Let's get the bad stuff out of the way first, and that would pretty much cover the 44 minutes starting at 12:30, when I started today's M65 course, until 1:14, when I slowly headed back to the finish, limping badly, having trashed my right Achilles, trashed my right hamstring, and taken 26 minutes to find a control that should not have been any problem if only it had been where it was shown on the map.
On the good side, a number of good conversations, a fine dinner with a BAOC group and my local regulars (Charlie, Phil, Gail), and a 10-0 Board vote in favor of a "carry but don't use" GPS policy.
Back to the orienteering. Perhaps the best thing I could have done was to remember my activity of the evening before, when a little searching had uncovered a
blog that mapper Sam Smith had kept in the 3 years he had worked on the map. And as I read through the blog what struck me most was how much time he had put into it with what was apparently either a lousy baseman or no baseman. What I should have learned was not have high expectations, and orienteer according.
But, foolish me, I kept thinking that something on the map meant that there was something similar in the terrain.
Got to 1 and 2 OK, though feeling quite uneasy. To 3, followed the major ride (unmapped) that seemed to go about along the mapped vegetation boundary (nonexistent). Slightly to the left on approach, corrected quickly, and then managed to find the control in the wrong reentrant with the help of others.
To 4, not sure how I got from the first campground to the second when I was aiming for the control, but I did somehow. To 5, ran a long ways down the streamers to #11 before deciding that maybe 5 was a different direction. This one was surely all my fault.
But these were all minor matters. Got about halfway to six, was descending a short steep slope, and stepped in an animal hole, toes jammed up, nothing under my heel, sharp pains in the Achilles. Kept moving, it hurt but not so bad I had to stop. Got close to the control, well, I think the best analogy is to O's sister sport, golf, where a pro once was asked to explain how he managed to take 5 putts on a hole, and he replied succinctly, "Miss, miss, miss, miss, make."
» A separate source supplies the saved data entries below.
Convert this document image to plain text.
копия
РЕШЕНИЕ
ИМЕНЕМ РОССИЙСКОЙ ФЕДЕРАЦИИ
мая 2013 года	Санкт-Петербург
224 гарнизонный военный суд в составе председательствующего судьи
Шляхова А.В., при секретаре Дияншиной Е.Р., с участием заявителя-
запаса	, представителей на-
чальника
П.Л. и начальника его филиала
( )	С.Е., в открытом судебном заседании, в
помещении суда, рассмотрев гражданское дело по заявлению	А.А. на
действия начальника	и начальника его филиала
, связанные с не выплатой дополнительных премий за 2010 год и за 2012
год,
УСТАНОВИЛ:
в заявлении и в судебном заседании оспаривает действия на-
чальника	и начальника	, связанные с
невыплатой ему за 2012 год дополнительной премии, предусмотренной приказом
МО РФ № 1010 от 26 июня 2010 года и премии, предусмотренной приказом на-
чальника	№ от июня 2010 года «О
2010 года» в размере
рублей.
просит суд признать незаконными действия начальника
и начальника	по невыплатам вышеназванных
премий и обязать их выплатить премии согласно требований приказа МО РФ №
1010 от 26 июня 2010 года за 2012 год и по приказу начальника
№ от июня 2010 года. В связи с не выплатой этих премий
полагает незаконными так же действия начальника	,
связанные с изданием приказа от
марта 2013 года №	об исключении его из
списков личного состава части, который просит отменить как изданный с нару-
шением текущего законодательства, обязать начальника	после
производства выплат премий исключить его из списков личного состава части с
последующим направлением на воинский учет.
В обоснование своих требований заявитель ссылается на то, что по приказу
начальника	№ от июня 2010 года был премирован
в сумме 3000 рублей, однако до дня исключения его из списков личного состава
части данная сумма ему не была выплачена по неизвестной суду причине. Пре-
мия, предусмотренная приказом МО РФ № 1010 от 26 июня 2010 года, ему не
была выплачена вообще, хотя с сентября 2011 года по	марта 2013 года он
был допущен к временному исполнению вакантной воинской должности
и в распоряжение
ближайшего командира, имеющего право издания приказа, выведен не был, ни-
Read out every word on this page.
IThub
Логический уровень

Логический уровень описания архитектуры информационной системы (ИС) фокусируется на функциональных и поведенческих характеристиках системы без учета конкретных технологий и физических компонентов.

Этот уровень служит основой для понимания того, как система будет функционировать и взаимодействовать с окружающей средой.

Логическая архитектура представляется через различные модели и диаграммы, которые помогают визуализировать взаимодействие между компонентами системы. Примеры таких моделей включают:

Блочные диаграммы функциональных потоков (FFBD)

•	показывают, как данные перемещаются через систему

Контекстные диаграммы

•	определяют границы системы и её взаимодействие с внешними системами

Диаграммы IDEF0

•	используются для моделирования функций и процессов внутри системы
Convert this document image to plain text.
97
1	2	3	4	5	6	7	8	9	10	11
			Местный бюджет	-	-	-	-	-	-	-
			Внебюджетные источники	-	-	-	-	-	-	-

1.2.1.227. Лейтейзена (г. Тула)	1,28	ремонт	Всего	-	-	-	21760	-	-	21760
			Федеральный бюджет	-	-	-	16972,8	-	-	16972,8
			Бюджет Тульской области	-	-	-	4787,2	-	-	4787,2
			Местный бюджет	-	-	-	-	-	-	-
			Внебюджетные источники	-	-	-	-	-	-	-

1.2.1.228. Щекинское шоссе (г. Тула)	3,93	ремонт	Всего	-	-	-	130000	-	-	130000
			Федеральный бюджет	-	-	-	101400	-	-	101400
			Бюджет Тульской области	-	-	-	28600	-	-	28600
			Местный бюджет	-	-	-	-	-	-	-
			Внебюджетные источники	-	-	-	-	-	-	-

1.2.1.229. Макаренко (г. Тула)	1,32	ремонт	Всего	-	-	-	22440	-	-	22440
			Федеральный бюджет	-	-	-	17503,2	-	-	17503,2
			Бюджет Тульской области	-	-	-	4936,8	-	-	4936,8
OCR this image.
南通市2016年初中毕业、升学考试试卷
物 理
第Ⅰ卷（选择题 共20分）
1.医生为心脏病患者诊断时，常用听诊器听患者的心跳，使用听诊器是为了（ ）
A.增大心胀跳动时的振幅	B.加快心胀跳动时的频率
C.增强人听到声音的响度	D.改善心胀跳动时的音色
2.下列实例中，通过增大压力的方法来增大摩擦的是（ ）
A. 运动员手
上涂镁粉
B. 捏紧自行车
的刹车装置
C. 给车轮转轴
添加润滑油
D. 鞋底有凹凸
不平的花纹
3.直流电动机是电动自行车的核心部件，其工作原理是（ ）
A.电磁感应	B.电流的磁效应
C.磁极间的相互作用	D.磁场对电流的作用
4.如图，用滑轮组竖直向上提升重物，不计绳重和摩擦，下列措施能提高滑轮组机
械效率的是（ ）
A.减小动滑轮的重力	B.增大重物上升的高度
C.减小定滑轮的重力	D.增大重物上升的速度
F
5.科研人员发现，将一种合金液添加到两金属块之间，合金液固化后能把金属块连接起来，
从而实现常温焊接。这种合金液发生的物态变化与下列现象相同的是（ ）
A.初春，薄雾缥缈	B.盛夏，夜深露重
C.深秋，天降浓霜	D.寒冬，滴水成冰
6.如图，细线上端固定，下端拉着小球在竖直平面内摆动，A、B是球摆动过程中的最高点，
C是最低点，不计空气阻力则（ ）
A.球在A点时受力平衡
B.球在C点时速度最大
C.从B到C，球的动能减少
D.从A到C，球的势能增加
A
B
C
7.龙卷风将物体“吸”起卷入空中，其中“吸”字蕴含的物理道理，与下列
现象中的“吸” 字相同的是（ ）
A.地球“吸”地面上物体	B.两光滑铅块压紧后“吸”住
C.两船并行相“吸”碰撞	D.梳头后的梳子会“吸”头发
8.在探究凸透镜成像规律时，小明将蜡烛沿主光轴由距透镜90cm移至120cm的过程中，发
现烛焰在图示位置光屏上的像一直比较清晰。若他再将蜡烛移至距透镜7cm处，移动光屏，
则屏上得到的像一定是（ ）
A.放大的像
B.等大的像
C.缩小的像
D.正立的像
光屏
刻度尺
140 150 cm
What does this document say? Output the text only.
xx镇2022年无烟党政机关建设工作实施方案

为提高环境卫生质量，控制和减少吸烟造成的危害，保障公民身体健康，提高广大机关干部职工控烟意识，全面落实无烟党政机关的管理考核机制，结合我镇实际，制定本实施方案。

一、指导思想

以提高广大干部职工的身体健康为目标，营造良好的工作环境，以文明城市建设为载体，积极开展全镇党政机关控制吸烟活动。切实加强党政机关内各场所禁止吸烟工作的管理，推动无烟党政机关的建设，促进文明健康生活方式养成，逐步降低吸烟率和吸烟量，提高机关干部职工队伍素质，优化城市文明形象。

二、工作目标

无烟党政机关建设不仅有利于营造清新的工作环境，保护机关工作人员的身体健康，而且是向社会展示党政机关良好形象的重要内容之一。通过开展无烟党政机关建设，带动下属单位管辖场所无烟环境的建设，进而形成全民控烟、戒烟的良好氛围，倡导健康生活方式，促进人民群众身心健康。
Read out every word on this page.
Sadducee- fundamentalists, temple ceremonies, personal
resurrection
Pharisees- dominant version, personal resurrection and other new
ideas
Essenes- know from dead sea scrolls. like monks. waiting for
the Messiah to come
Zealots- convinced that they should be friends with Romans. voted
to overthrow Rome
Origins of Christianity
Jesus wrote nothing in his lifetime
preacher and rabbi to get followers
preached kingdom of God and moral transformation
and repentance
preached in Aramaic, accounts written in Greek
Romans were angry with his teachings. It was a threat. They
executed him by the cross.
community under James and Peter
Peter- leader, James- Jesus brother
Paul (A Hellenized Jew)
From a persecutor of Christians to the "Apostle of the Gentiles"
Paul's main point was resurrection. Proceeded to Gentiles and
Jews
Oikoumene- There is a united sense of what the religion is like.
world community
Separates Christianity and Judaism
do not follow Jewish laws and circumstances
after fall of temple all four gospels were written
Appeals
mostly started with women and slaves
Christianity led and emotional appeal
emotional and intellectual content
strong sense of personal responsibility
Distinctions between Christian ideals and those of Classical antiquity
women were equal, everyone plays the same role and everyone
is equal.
I think on 6 I was "miss, miss, miss, miss, miss, miss, oh no, why is my hamstring hurting, oh no, my hamstring is killing me, miss, and then make." Much worse than the 5 putts, but then he knew where the hole was. I thought I knew where the O' marker was, silly me, I was looking close to the river, at the top of a slope, and on the edge of a green patch, whereas the flag was quite a ways from the river, nowhere near any slope, and nowhere near any green. Quite obvious if you just knew where to look.
I found it by happenstance, and then very slowly walked in.
Certainly a good day to have a GPS track. I found the control about 46:30 after I started.
Thought about protesting, didn't, decided I was hurt before I got there and might not have finished. Leave it to someone else. And then I listened to a few other sad tales of woe there, people wondering if it was them or the map, not sure, relieved to know it was the map.
And still the question -- what do you do? Protest or not? People seemed scared to. You don't win any friends by protesting. It can be quite lonely. What do you do?